Creating a brooding, multi-layered hybrid of electronica and pop, it is GORDI’s lyrics that make the record so personable to its listeners. Now that GORDI’s long-term goal of finishing an album is complete, she intends to tour.

“Going from one venue to a bigger venue and to see how the record is impacting. It’s always a tricky thing trying to build it up in all different territories of the world at the same time because you can’t be everywhere at once… I think trying to get around as much as we can and tour the record, and I’ll start writing again and plan another one.”

Reservoir is on a grander scale to GORDI’s EP Clever Disguise, yet at its roots the album still has the same intent.

“This time I got to get a whole lot of great people to come play on the record…Overall it kind of has a richer, bolder flavour. It’s definitely the same kind of feeling and the way I write songs hasn’t changed, but I think those sorts of richer flavours come through on this record. It kind of sounds like I’m describing ice cream flavours,” she laughs. “Like it’s like a chocolate versus Belgium chocolate.”

Throughout the album there is a common thread of loss. An element that makes GORDI’s writing so unique, is that she draws some of her greatest inspiration from platonic relationships, and not romantic ones.

“It’s a lot harder to define platonic relationships in your life and the roles that different people have, and the way those roles change. Especially in your early 20s it’s kind of trying to work out who’s going to stay in your life and who’s not. It’s a tragic process. People move away and your priorities change. It’s not as much of a cataclysmic break up, it’s like this slow kind of drift… Someone’s heart isn’t broken, its more kind of in a turmoil. I think it produces some really interesting writing.”

Reservoir also has a very specific track list, as GORDI wanted to convey her journey as clearly and coherently as possible. ‘Long Way’ opens the album, and signposts what is to come on the record through its moody and unearthly aura. “It’s kind of the start of all these meditations and thoughts and feelings.”
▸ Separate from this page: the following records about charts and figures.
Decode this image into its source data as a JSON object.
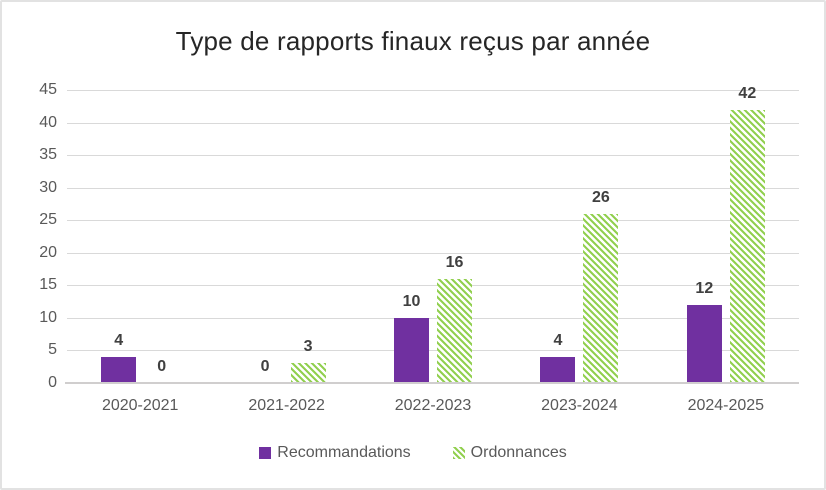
{
  "chart_data": {
    "type": "bar",
    "title": "Type de rapports finaux reçus par année",
    "categories": [
      "2020-2021",
      "2021-2022",
      "2022-2023",
      "2023-2024",
      "2024-2025"
    ],
    "series": [
      {
        "name": "Recommandations",
        "values": [
          4,
          0,
          10,
          4,
          12
        ],
        "color": "#7030a0",
        "pattern": "solid"
      },
      {
        "name": "Ordonnances",
        "values": [
          0,
          3,
          16,
          26,
          42
        ],
        "color": "#92d050",
        "pattern": "diagonal-hatch"
      }
    ],
    "ylim": [
      0,
      45
    ],
    "yticks": [
      0,
      5,
      10,
      15,
      20,
      25,
      30,
      35,
      40,
      45
    ],
    "grid": "horizontal",
    "legend_position": "bottom",
    "data_labels": true
  },
  "colors": {
    "background": "#ffffff",
    "frame_border": "#e2e2e2",
    "gridline": "#d9d9d9",
    "axis_line": "#d0cece",
    "tick_label": "#595959",
    "data_label": "#404040",
    "title": "#262626",
    "series_recommandations": "#7030a0",
    "series_ordonnances": "#92d050"
  }
}
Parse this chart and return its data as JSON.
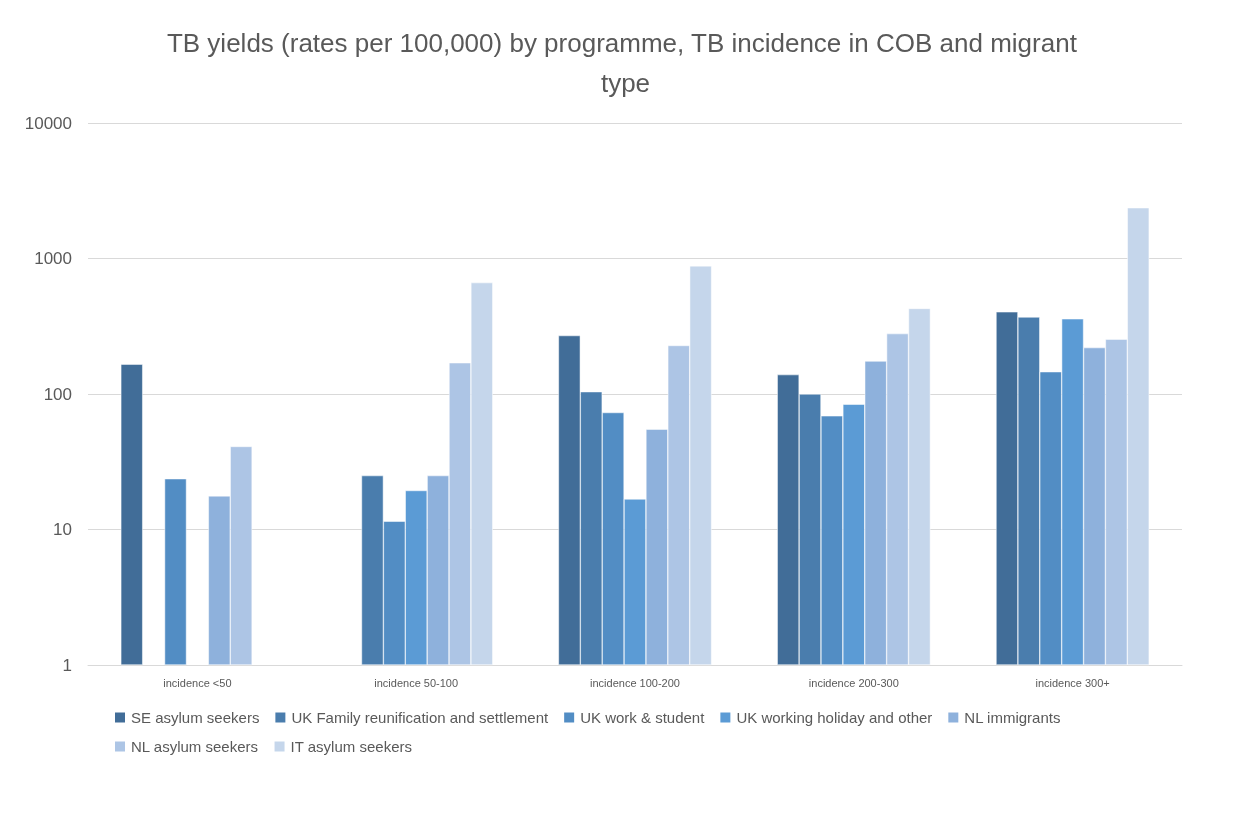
{
  "chart_data": {
    "type": "bar",
    "title": "TB yields (rates per 100,000) by programme, TB incidence in COB and migrant type",
    "categories": [
      "incidence <50",
      "incidence 50-100",
      "incidence 100-200",
      "incidence 200-300",
      "incidence 300+"
    ],
    "series": [
      {
        "name": "SE asylum seekers",
        "color": "#416d98",
        "values": [
          166,
          null,
          270,
          139,
          404
        ]
      },
      {
        "name": "UK Family reunification and settlement",
        "color": "#4a7dad",
        "values": [
          null,
          25,
          104,
          100,
          370
        ]
      },
      {
        "name": "UK work & student",
        "color": "#528dc4",
        "values": [
          23.7,
          11.5,
          73,
          69,
          146
        ]
      },
      {
        "name": "UK working holiday and other",
        "color": "#5b9bd5",
        "values": [
          null,
          19.4,
          16.8,
          84,
          359
        ]
      },
      {
        "name": "NL immigrants",
        "color": "#8eb1dc",
        "values": [
          17.7,
          25,
          55,
          175,
          220
        ]
      },
      {
        "name": "NL asylum seekers",
        "color": "#adc5e5",
        "values": [
          41,
          170,
          228,
          279,
          254
        ]
      },
      {
        "name": "IT asylum seekers",
        "color": "#c5d6eb",
        "values": [
          null,
          664,
          882,
          428,
          2368
        ]
      }
    ],
    "log": "y",
    "ylim": [
      1,
      10000
    ],
    "yticks": [
      1,
      10,
      100,
      1000,
      10000
    ],
    "grid": "y",
    "legend": "bottom"
  }
}
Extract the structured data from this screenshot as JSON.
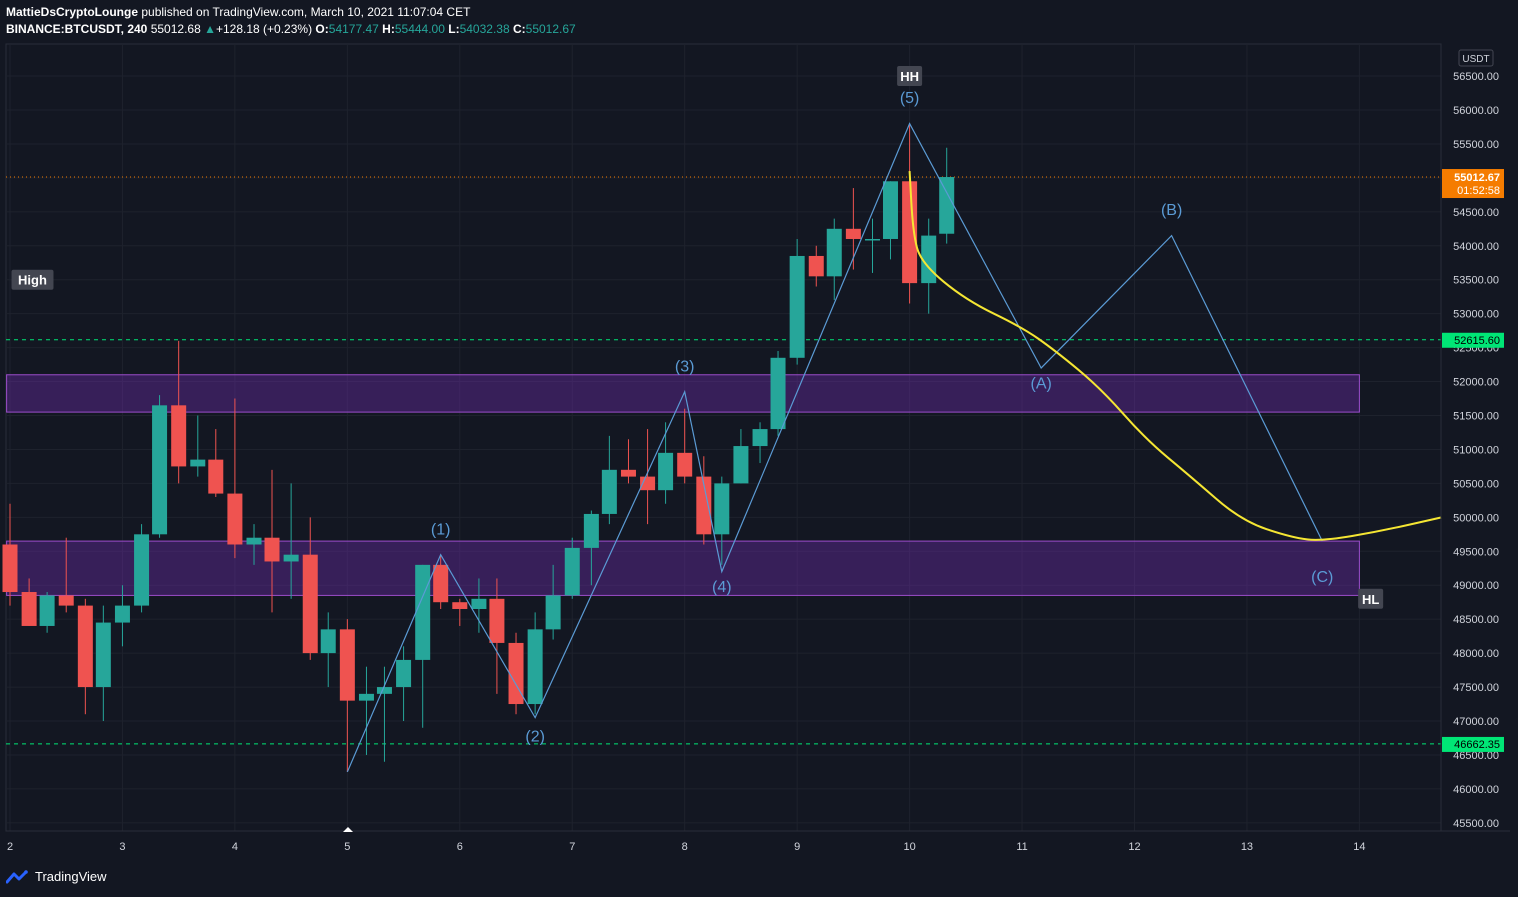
{
  "header": {
    "author": "MattieDsCryptoLounge",
    "published_text": "published on TradingView.com, March 10, 2021 11:07:04 CET",
    "symbol": "BINANCE:BTCUSDT, 240",
    "last_price": "55012.68",
    "change": "+128.18 (+0.23%)",
    "open_label": "O:",
    "open": "54177.47",
    "high_label": "H:",
    "high": "55444.00",
    "low_label": "L:",
    "low": "54032.38",
    "close_label": "C:",
    "close": "55012.67"
  },
  "footer": {
    "brand": "TradingView"
  },
  "colors": {
    "background": "#131722",
    "up": "#26a69a",
    "down": "#ef5350",
    "wave": "#5b9bd5",
    "forecast": "#f5e633",
    "zone": "#7b2fbf",
    "level": "#00e676",
    "price": "#f57c00"
  },
  "chart_data": {
    "type": "candlestick",
    "currency": "USDT",
    "ylim": [
      45300,
      56900
    ],
    "y_ticks": [
      "56500.00",
      "56000.00",
      "55500.00",
      "55000.00",
      "54500.00",
      "54000.00",
      "53500.00",
      "53000.00",
      "52500.00",
      "52000.00",
      "51500.00",
      "51000.00",
      "50500.00",
      "50000.00",
      "49500.00",
      "49000.00",
      "48500.00",
      "48000.00",
      "47500.00",
      "47000.00",
      "46500.00",
      "46000.00",
      "45500.00"
    ],
    "x_ticks": [
      "2",
      "3",
      "4",
      "5",
      "6",
      "7",
      "8",
      "9",
      "10",
      "11",
      "12",
      "13",
      "14"
    ],
    "candles": [
      {
        "t": 2.0,
        "o": 49600,
        "h": 50200,
        "l": 48700,
        "c": 48900
      },
      {
        "t": 2.17,
        "o": 48900,
        "h": 49100,
        "l": 48400,
        "c": 48400
      },
      {
        "t": 2.33,
        "o": 48400,
        "h": 48900,
        "l": 48300,
        "c": 48850
      },
      {
        "t": 2.5,
        "o": 48850,
        "h": 49700,
        "l": 48600,
        "c": 48700
      },
      {
        "t": 2.67,
        "o": 48700,
        "h": 48800,
        "l": 47100,
        "c": 47500
      },
      {
        "t": 2.83,
        "o": 47500,
        "h": 48700,
        "l": 47000,
        "c": 48450
      },
      {
        "t": 3.0,
        "o": 48450,
        "h": 49000,
        "l": 48100,
        "c": 48700
      },
      {
        "t": 3.17,
        "o": 48700,
        "h": 49900,
        "l": 48600,
        "c": 49750
      },
      {
        "t": 3.33,
        "o": 49750,
        "h": 51800,
        "l": 49700,
        "c": 51650
      },
      {
        "t": 3.5,
        "o": 51650,
        "h": 52600,
        "l": 50500,
        "c": 50750
      },
      {
        "t": 3.67,
        "o": 50750,
        "h": 51500,
        "l": 50600,
        "c": 50850
      },
      {
        "t": 3.83,
        "o": 50850,
        "h": 51300,
        "l": 50300,
        "c": 50350
      },
      {
        "t": 4.0,
        "o": 50350,
        "h": 51750,
        "l": 49400,
        "c": 49600
      },
      {
        "t": 4.17,
        "o": 49600,
        "h": 49900,
        "l": 49300,
        "c": 49700
      },
      {
        "t": 4.33,
        "o": 49700,
        "h": 50700,
        "l": 48600,
        "c": 49350
      },
      {
        "t": 4.5,
        "o": 49350,
        "h": 50500,
        "l": 48800,
        "c": 49450
      },
      {
        "t": 4.67,
        "o": 49450,
        "h": 50000,
        "l": 47900,
        "c": 48000
      },
      {
        "t": 4.83,
        "o": 48000,
        "h": 48600,
        "l": 47500,
        "c": 48350
      },
      {
        "t": 5.0,
        "o": 48350,
        "h": 48500,
        "l": 46250,
        "c": 47300
      },
      {
        "t": 5.17,
        "o": 47300,
        "h": 47800,
        "l": 46500,
        "c": 47400
      },
      {
        "t": 5.33,
        "o": 47400,
        "h": 47800,
        "l": 46400,
        "c": 47500
      },
      {
        "t": 5.5,
        "o": 47500,
        "h": 48100,
        "l": 47000,
        "c": 47900
      },
      {
        "t": 5.67,
        "o": 47900,
        "h": 49300,
        "l": 46900,
        "c": 49300
      },
      {
        "t": 5.83,
        "o": 49300,
        "h": 49450,
        "l": 48650,
        "c": 48750
      },
      {
        "t": 6.0,
        "o": 48750,
        "h": 48800,
        "l": 48400,
        "c": 48650
      },
      {
        "t": 6.17,
        "o": 48650,
        "h": 49100,
        "l": 48300,
        "c": 48800
      },
      {
        "t": 6.33,
        "o": 48800,
        "h": 49100,
        "l": 47400,
        "c": 48150
      },
      {
        "t": 6.5,
        "o": 48150,
        "h": 48300,
        "l": 47100,
        "c": 47250
      },
      {
        "t": 6.67,
        "o": 47250,
        "h": 48600,
        "l": 47100,
        "c": 48350
      },
      {
        "t": 6.83,
        "o": 48350,
        "h": 49300,
        "l": 48200,
        "c": 48850
      },
      {
        "t": 7.0,
        "o": 48850,
        "h": 49700,
        "l": 48800,
        "c": 49550
      },
      {
        "t": 7.17,
        "o": 49550,
        "h": 50100,
        "l": 49000,
        "c": 50050
      },
      {
        "t": 7.33,
        "o": 50050,
        "h": 51200,
        "l": 49900,
        "c": 50700
      },
      {
        "t": 7.5,
        "o": 50700,
        "h": 51150,
        "l": 50500,
        "c": 50600
      },
      {
        "t": 7.67,
        "o": 50600,
        "h": 51300,
        "l": 49900,
        "c": 50400
      },
      {
        "t": 7.83,
        "o": 50400,
        "h": 51400,
        "l": 50200,
        "c": 50950
      },
      {
        "t": 8.0,
        "o": 50950,
        "h": 51600,
        "l": 50500,
        "c": 50600
      },
      {
        "t": 8.17,
        "o": 50600,
        "h": 50900,
        "l": 49600,
        "c": 49750
      },
      {
        "t": 8.33,
        "o": 49750,
        "h": 50600,
        "l": 49300,
        "c": 50500
      },
      {
        "t": 8.5,
        "o": 50500,
        "h": 51300,
        "l": 50500,
        "c": 51050
      },
      {
        "t": 8.67,
        "o": 51050,
        "h": 51400,
        "l": 50800,
        "c": 51300
      },
      {
        "t": 8.83,
        "o": 51300,
        "h": 52450,
        "l": 51200,
        "c": 52350
      },
      {
        "t": 9.0,
        "o": 52350,
        "h": 54100,
        "l": 52250,
        "c": 53850
      },
      {
        "t": 9.17,
        "o": 53850,
        "h": 54000,
        "l": 53400,
        "c": 53550
      },
      {
        "t": 9.33,
        "o": 53550,
        "h": 54400,
        "l": 53200,
        "c": 54250
      },
      {
        "t": 9.5,
        "o": 54250,
        "h": 54850,
        "l": 53650,
        "c": 54100
      },
      {
        "t": 9.67,
        "o": 54100,
        "h": 54400,
        "l": 53600,
        "c": 54100
      },
      {
        "t": 9.83,
        "o": 54100,
        "h": 54950,
        "l": 53800,
        "c": 54950
      },
      {
        "t": 10.0,
        "o": 54950,
        "h": 55800,
        "l": 53150,
        "c": 53450
      },
      {
        "t": 10.17,
        "o": 53450,
        "h": 54400,
        "l": 53000,
        "c": 54150
      },
      {
        "t": 10.33,
        "o": 54177.47,
        "h": 55444,
        "l": 54032.38,
        "c": 55012.67
      }
    ],
    "wave_labels": [
      {
        "text": "(1)",
        "t": 5.83,
        "v": 49750
      },
      {
        "text": "(2)",
        "t": 6.67,
        "v": 46700
      },
      {
        "text": "(3)",
        "t": 8.0,
        "v": 52150
      },
      {
        "text": "(4)",
        "t": 8.33,
        "v": 48900
      },
      {
        "text": "(5)",
        "t": 10.0,
        "v": 56100
      },
      {
        "text": "(A)",
        "t": 11.17,
        "v": 51900
      },
      {
        "text": "(B)",
        "t": 12.33,
        "v": 54450
      },
      {
        "text": "(C)",
        "t": 13.67,
        "v": 49050
      }
    ],
    "wave_path": [
      {
        "t": 5.0,
        "v": 46250
      },
      {
        "t": 5.83,
        "v": 49450
      },
      {
        "t": 6.67,
        "v": 47050
      },
      {
        "t": 8.0,
        "v": 51850
      },
      {
        "t": 8.33,
        "v": 49200
      },
      {
        "t": 10.0,
        "v": 55800
      },
      {
        "t": 11.17,
        "v": 52200
      },
      {
        "t": 12.33,
        "v": 54150
      },
      {
        "t": 13.67,
        "v": 49650
      }
    ],
    "forecast_curve": [
      {
        "t": 10.0,
        "v": 55100
      },
      {
        "t": 10.03,
        "v": 54200
      },
      {
        "t": 10.1,
        "v": 53750
      },
      {
        "t": 10.5,
        "v": 53200
      },
      {
        "t": 11.0,
        "v": 52800
      },
      {
        "t": 11.3,
        "v": 52450
      },
      {
        "t": 11.7,
        "v": 51900
      },
      {
        "t": 12.1,
        "v": 51150
      },
      {
        "t": 12.5,
        "v": 50600
      },
      {
        "t": 12.95,
        "v": 49950
      },
      {
        "t": 13.4,
        "v": 49700
      },
      {
        "t": 13.67,
        "v": 49650
      },
      {
        "t": 14.2,
        "v": 49800
      },
      {
        "t": 14.73,
        "v": 50000
      }
    ],
    "zones": [
      {
        "from_t": 1.97,
        "to_t": 14.0,
        "top": 52100,
        "bottom": 51550
      },
      {
        "from_t": 1.97,
        "to_t": 14.0,
        "top": 49650,
        "bottom": 48850
      }
    ],
    "levels": [
      {
        "value": 52615.6,
        "label": "52615.60"
      },
      {
        "value": 46662.35,
        "label": "46662.35"
      }
    ],
    "current_price": {
      "value": 55012.67,
      "label": "55012.67",
      "countdown": "01:52:58"
    },
    "tags": [
      {
        "text": "HH",
        "t": 10.0,
        "v": 56500
      },
      {
        "text": "High",
        "t": 2.2,
        "v": 53500
      },
      {
        "text": "HL",
        "t": 14.1,
        "v": 48800
      }
    ]
  }
}
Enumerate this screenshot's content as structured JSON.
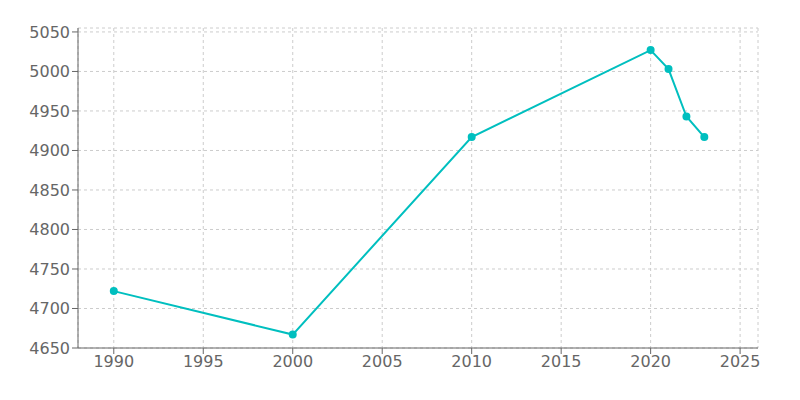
{
  "chart_data": {
    "type": "line",
    "x": [
      1990,
      2000,
      2010,
      2020,
      2021,
      2022,
      2023
    ],
    "values": [
      4722,
      4667,
      4917,
      5027,
      5003,
      4943,
      4917
    ],
    "color": "#00BFBF",
    "marker": "circle",
    "xlim": [
      1988,
      2026
    ],
    "ylim": [
      4650,
      5055
    ],
    "xticks": [
      1990,
      1995,
      2000,
      2005,
      2010,
      2015,
      2020,
      2025
    ],
    "yticks": [
      4650,
      4700,
      4750,
      4800,
      4850,
      4900,
      4950,
      5000,
      5050
    ],
    "grid": true
  }
}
The final song, ‘Something Like This,’ reflects GORDI’s final message, which scopes beyond her life and extends to her audience.

“Amongst all this stuff that you go through, and amongst all the relationships that are building and breaking down, you kind of just have to get to a point where you’re okay with it and you’re content with it. You’re aware that that’s kind of what life is about, and that you’re going to be alright anyway.”

GORDI’s Reservoir holds an integral place in its exploration of loss, and challenges within the early years of adulthood.